O tempo está se
esgotando para os apologistas da Pax Americana
Rostislav Ischenko __ REDE VOLTAIRE
Tradução de Marisa Choguill
Desde que a guerra na Síria demonstrou a inferioridade do armamento dos
EUA comparado ao da Rússia, a questão do fim da hegemonia americana deve ser
revista. De acordo com Rostislav Ischenko, Washington precisa rapidamente tomar
as decisões certas. Se Washington não conseguir superar suas próprias divisões
imediatamente, perderá o controle dos eventos.
O paradoxo da
atual crise global é que, nos últimos cinco anos, todas as Nações relativamente
responsáveis e independentes têm feito esforços tremendos para salvar os
Estados Unidos do desastre financeiro, econômico, militar e político que
avulta. E isto apesar dos movimentos igualmente sistemáticos de Washington para
desestabilizar a ordem mundial, corretamente conhecida como a "Pax
Americana" ("paz americana").
Desde que a
política não é um jogo de soma-zero, isto é, perda de um dos participantes não
implica necessariamente em ganho para o outro, este paradoxo tem uma explicação
lógica. Uma crise surge dentro de qualquer sistema quando há uma discrepância
entre a sua estrutura interna e a soma total dos recursos disponíveis (ou seja,
aqueles recursos eventualmente provarão ser inadequados para o sistema
funcionar normalmente e como de costume).
Há pelo menos três
opções básicas para lidar com esta situação: Através
da reforma, quando a estrutura interna do sistema evolui de forma a melhor corresponder
aos recursos disponíveis; Através
do colapso do sistema, quando o mesmo resultado é alcançado através da
revolução; Através da preservação, quando os ‘inputs’ [entradas, dados] que ameaçam
o sistema são eliminados pela força, e as relações dentro do sistema são cuidadosamente
preservadas numa base de relação desigual (seja entre classes, estratos
sociais, castas ou nações).
O método de
preservação foi tentado pelas dinastias Ming e Qing na China, bem como a de
Tokugawa Shogunate no Japão. Foi utilizado com sucesso (no século XIX) antes da
era da globalização capitalista. Mas, nenhuma dessas civilizações orientais
(embora bastante robustas internamente) sobreviveu à sua colisão com a
civilização européia, tecnologicamente mais avançada (e, portanto, mais
militarmente e politicamente poderosa). O Japão encontrou sua resposta no
caminho da modernização (reforma) na segunda metade do século XIX, a China
passou um século imersa no pântano da dependência semi-colonial e sangrentas
guerras civis, até que a nova liderança de Deng Xiaoping foi capaz de articular
sua própria visão de reformas de modernização.
Este ponto nos
leva à conclusão de que um sistema pode ser preservado somente se ele estiver
protegido contra qualquer influência externa indesejada, ou seja, se ele
controlar o mundo globalizado.
A contradição
entre o conceito de escapar da crise, que tem sido adotada pela elite dos EUA,
e o conceito alternativo — proposto pela Rússia e apoiado pela China, em
seguida, pelas outras nações do grupo BRICS, e, agora, uma grande parte do
mundo — baseia-se no fato de que os políticos em Washington tomaram decisões a
partir da premissa de que eles seriam capazes de totalmente controlar o mundo
globalizado e orientar o seu desenvolvimento na direção que eles desejassem.

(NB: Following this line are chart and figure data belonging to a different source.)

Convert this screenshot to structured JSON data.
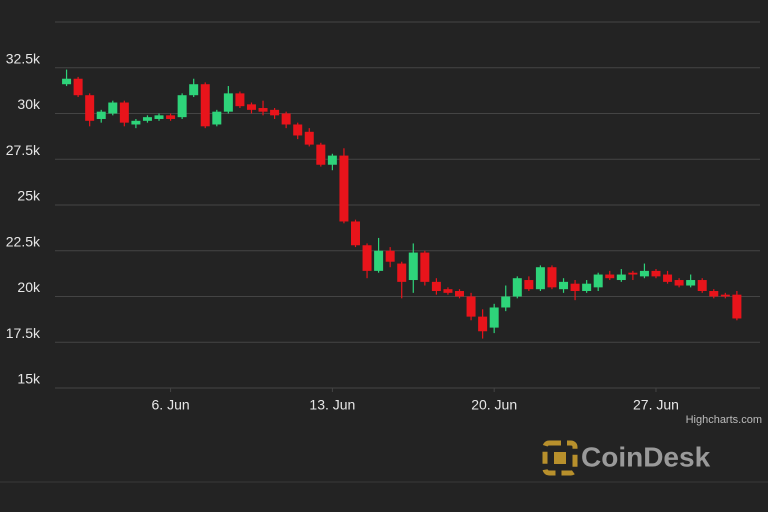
{
  "chart_data": {
    "type": "candlestick",
    "x": [
      1.5,
      2,
      2.5,
      3,
      3.5,
      4,
      4.5,
      5,
      5.5,
      6,
      6.5,
      7,
      7.5,
      8,
      8.5,
      9,
      9.5,
      10,
      10.5,
      11,
      11.5,
      12,
      12.5,
      13,
      13.5,
      14,
      14.5,
      15,
      15.5,
      16,
      16.5,
      17,
      17.5,
      18,
      18.5,
      19,
      19.5,
      20,
      20.5,
      21,
      21.5,
      22,
      22.5,
      23,
      23.5,
      24,
      24.5,
      25,
      25.5,
      26,
      26.5,
      27,
      27.5,
      28,
      28.5,
      29,
      29.5,
      30,
      30.5
    ],
    "open": [
      31600,
      31900,
      31000,
      29700,
      30000,
      30600,
      29400,
      29600,
      29700,
      29900,
      29800,
      31000,
      31600,
      29400,
      30100,
      31100,
      30500,
      30300,
      30200,
      30000,
      29400,
      29000,
      28300,
      27200,
      27700,
      24100,
      22800,
      21400,
      22500,
      21800,
      20900,
      22400,
      20800,
      20400,
      20300,
      20000,
      18900,
      18300,
      19400,
      20000,
      20900,
      20400,
      21600,
      20400,
      20700,
      20300,
      20500,
      21200,
      20900,
      21300,
      21100,
      21400,
      21200,
      20900,
      20600,
      20900,
      20300,
      20100,
      20100
    ],
    "high": [
      32400,
      32000,
      31100,
      30200,
      30700,
      30700,
      29700,
      29900,
      30000,
      30000,
      31100,
      31900,
      31700,
      30200,
      31500,
      31200,
      30600,
      30700,
      30300,
      30100,
      29500,
      29200,
      28400,
      27800,
      28100,
      24200,
      22900,
      23200,
      22700,
      21900,
      22900,
      22500,
      21000,
      20500,
      20400,
      20200,
      19300,
      19600,
      20600,
      21100,
      21100,
      21700,
      21700,
      21000,
      20900,
      20900,
      21300,
      21400,
      21500,
      21400,
      21800,
      21500,
      21400,
      21000,
      21200,
      21000,
      20400,
      20200,
      20300
    ],
    "low": [
      31500,
      30900,
      29300,
      29500,
      29900,
      29300,
      29200,
      29500,
      29600,
      29600,
      29700,
      30900,
      29200,
      29300,
      30000,
      30300,
      30000,
      29900,
      29700,
      29200,
      28600,
      28200,
      27100,
      26900,
      24000,
      22700,
      21000,
      21300,
      21600,
      19900,
      20200,
      20600,
      20100,
      20100,
      19900,
      18700,
      17700,
      18000,
      19200,
      19900,
      20300,
      20300,
      20400,
      20200,
      19800,
      20200,
      20300,
      20900,
      20800,
      20900,
      21000,
      21000,
      20700,
      20500,
      20500,
      20200,
      19900,
      19900,
      18700
    ],
    "close": [
      31900,
      31000,
      29600,
      30100,
      30600,
      29500,
      29600,
      29800,
      29900,
      29700,
      31000,
      31600,
      29300,
      30100,
      31100,
      30400,
      30200,
      30100,
      29900,
      29400,
      28800,
      28300,
      27200,
      27700,
      24100,
      22800,
      21400,
      22500,
      21900,
      20800,
      22400,
      20800,
      20300,
      20200,
      20000,
      18900,
      18100,
      19400,
      20000,
      21000,
      20400,
      21600,
      20500,
      20800,
      20300,
      20700,
      21200,
      21000,
      21200,
      21200,
      21400,
      21100,
      20800,
      20600,
      20900,
      20300,
      20000,
      20000,
      18800
    ],
    "up_color": "#2ed47a",
    "down_color": "#e8141b",
    "xlim": [
      1,
      31.5
    ],
    "xticks": [
      {
        "value": 6,
        "label": "6. Jun"
      },
      {
        "value": 13,
        "label": "13. Jun"
      },
      {
        "value": 20,
        "label": "20. Jun"
      },
      {
        "value": 27,
        "label": "27. Jun"
      }
    ],
    "ylim": [
      15000,
      35000
    ],
    "yticks": [
      {
        "value": 15000,
        "label": "15k"
      },
      {
        "value": 17500,
        "label": "17.5k"
      },
      {
        "value": 20000,
        "label": "20k"
      },
      {
        "value": 22500,
        "label": "22.5k"
      },
      {
        "value": 25000,
        "label": "25k"
      },
      {
        "value": 27500,
        "label": "27.5k"
      },
      {
        "value": 30000,
        "label": "30k"
      },
      {
        "value": 32500,
        "label": "32.5k"
      }
    ],
    "grid": true,
    "credit": "Highcharts.com",
    "watermark": "CoinDesk"
  }
}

Portanto, face à falta de recursos para sustentar os mecanismos que
perpetuassem a sua hegemonia global, eles tentaram resolver o problema
suprimindo energicamente os potenciais adversários para realocar recursos
globais a seu favor.
Se tivessem sidos
bem-sucedidos, os Estados Unidos teriam sido capazes de reprisar os
acontecimentos do final da década de 1980-início da década de 1990, quando o
colapso da União Soviética e do sistema socialista global sob o seu controle
permitiu que o oeste escapasse da crise. Nesta nova fase, a questão é que não
se trata simplesmente de realocar recursos a favor do Ocidente como um todo
coletivo, mas unicamente a favor dos Estados Unidos. Esta mudança ofereceu ao
sistema uma pausa que poderia ser usada para criar um regime para preservar
relações desiguais, durante a qual o controle definitivo da elite americana
sobre os recursos de energia, matérias-primas, finanças, e recursos industriais
salvaguardá-la-ia do perigo de implosão interna do sistema, enquanto a
eliminação de centros de poder alternativo protegeria o sistema de violações
externas, tornando-o eterno (pelo menos por um período historicamente
previsível).
A abordagem
alternativa postulou que a totalidade dos recursos do sistema poderia ser
esgotada antes que os Estados Unidos conseguissem gerar os mecanismos para
perpetuar sua hegemonia global. Por sua vez, isso vai levar à tensão (e
distensão) das forças que garantem a repressão imperial das nações existentes
na periferia global, para o benefício do centro baseado em Washington, o que
mais tarde suscitará o inevitável colapso do sistema.
Duzentos, ou mesmo
cem anos atrás, os políticos teriam agido sob o princípio de que "o que
está caindo, deve-se também empurrar" e se preparado para distribuir a
herança de outro império em ruínas. No entanto, a globalização não só da
indústria e do comércio mundial (que foi alcançada no final do século XIX), mas
também a finança global, provocou o colapso do império americano através de uma
política extremamente perigosa e cara para todo o mundo. Falando sem rodeios,
os Estados Unidos poderiam ter enterrado a civilização sob seus próprios
destroços.
Consequentemente,
a abordagem russo-chinesa fez questão de oferecer a Washington uma opção de
compromisso que endossa a erosão gradual, evolutiva da hegemonia americana,
além da reforma incremental das relações internacionais financeiras,
econômicas, militares e políticas com base no atual sistema de direito
internacional.
A possibilidade de
uma "aterragem suave" foi oferecida à elite dos Estados Unidos da
América [1],
a qual preservaria a grande parte da sua influência e ativos, enquanto
gradualmente adaptando o sistema para melhor corresponder aos presentes fatos
da vida (alinhando-o à reserva de recursos disponíveis), levando em conta os
interesses da humanidade e não apenas de seu "escalão superior", como
exemplificado pelas "300 famílias" que estão na verdade diminuindo
para não mais de trinta.
No final, é sempre
melhor negociar do que construir um mundo novo sobre as cinzas do velho.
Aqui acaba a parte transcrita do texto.